Durumun ona da anlatıp;
- Ebüssuud hazretleri yardım edecek, dedi.
O, fakirin biridir
Yahudi inanmadı.
- O, fakirin biridir. Sana nasıl yardım eder dedi. Ama bana yedi sene hizmet ederse, peşinen yedi bin altın verebilirim.
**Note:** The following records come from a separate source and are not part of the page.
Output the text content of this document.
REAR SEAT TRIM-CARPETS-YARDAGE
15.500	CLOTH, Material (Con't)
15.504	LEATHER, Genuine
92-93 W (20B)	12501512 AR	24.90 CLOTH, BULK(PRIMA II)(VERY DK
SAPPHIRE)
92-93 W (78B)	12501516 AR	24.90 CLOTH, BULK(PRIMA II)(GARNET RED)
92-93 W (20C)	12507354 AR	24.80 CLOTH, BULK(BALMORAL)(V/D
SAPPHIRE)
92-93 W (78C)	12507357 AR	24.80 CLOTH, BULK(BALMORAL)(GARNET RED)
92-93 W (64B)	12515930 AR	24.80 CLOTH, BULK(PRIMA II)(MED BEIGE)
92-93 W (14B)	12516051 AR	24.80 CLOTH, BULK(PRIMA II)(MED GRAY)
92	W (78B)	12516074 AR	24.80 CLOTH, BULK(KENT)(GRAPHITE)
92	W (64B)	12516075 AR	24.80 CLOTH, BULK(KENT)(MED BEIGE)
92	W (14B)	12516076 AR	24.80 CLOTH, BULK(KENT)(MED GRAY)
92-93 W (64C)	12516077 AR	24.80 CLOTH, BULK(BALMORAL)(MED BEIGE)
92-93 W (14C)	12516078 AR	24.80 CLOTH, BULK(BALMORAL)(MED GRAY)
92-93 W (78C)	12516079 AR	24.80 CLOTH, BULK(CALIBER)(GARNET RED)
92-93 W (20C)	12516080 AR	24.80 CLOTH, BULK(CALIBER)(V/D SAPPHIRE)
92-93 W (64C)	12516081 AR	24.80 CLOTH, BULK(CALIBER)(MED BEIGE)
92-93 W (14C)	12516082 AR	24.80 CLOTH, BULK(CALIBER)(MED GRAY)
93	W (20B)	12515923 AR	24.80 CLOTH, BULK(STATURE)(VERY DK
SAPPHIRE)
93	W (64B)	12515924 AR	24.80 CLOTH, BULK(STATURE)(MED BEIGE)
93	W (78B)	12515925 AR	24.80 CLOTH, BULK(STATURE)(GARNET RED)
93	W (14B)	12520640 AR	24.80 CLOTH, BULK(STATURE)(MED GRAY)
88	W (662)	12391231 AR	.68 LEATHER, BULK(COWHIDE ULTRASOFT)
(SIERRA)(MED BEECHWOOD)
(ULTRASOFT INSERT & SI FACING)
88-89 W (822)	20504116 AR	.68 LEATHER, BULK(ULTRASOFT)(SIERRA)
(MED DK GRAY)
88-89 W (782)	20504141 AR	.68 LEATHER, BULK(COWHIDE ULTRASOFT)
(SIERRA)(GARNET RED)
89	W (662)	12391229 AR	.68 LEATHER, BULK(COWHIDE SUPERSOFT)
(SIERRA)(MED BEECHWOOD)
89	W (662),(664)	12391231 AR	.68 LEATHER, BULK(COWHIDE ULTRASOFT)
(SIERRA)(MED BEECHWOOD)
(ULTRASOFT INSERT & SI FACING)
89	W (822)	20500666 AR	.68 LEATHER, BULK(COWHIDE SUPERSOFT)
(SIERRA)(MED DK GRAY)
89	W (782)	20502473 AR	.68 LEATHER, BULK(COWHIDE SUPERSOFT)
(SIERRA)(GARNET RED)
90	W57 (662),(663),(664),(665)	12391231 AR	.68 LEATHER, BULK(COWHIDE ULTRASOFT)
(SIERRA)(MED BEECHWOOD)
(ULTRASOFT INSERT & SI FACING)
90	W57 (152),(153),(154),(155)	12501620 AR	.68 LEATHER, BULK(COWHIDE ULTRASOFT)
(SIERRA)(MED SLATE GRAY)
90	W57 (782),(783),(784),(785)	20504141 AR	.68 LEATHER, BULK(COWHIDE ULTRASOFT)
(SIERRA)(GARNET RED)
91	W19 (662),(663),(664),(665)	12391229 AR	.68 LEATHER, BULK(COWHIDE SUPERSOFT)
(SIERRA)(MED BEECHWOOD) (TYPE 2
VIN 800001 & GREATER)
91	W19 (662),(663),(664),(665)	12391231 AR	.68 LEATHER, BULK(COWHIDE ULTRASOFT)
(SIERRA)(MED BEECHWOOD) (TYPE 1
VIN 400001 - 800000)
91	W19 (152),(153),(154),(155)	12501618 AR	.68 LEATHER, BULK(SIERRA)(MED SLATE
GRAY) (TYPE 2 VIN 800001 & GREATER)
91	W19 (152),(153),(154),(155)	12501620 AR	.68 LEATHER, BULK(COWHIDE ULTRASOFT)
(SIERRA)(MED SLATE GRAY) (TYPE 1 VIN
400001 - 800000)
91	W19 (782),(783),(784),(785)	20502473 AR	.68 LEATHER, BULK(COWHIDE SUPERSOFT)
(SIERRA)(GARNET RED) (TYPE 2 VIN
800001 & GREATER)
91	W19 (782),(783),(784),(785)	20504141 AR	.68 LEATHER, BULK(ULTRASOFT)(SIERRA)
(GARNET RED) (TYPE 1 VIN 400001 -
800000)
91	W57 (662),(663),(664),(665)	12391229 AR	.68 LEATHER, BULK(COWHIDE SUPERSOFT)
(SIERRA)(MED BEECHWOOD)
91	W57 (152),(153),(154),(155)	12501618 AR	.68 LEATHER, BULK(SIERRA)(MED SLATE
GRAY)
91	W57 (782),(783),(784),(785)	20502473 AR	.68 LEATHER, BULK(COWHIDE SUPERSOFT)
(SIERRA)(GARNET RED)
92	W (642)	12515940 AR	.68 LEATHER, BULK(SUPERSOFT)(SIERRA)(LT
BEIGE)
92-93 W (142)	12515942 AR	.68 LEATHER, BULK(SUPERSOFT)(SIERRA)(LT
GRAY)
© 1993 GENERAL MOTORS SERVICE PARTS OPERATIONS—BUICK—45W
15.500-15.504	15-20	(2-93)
Fakir koştu bu zatın huzuruna.
Yahudinin dediğini anlattı.
O da kabul buyurup, geldiler yahudiye.
Konuşup anlaştılar.
Parayı yahudiden alıp o fakire verdi.
Ve girdi yahudinin hizmetine.
Bu hale, bir Müslüman zengin vakıf oldu.
Onu borcundan kurtarmak için yedibin altını alıp, bu Veli’ye verdi ve;
- Bununla borcunu öde, dedi.
Ben de seni azat ettim
Mübarek zat aldı o parayı.
Dağıttı fakirlere.
Hem de kendine kuruş ayırmadan.
Yahudi bunu görünce çok duygulandı.
Kalbi döndü.
Bu Allah dostunun yanına gelip;
- Ben de seni azat ettim, dedi.
Büyük Veli sevinip, kaldırdı ellerini.
- Yâ Rabbi! O beni azat etti. Sen de bunu Cehenneminden azat eyle! diye dua etti.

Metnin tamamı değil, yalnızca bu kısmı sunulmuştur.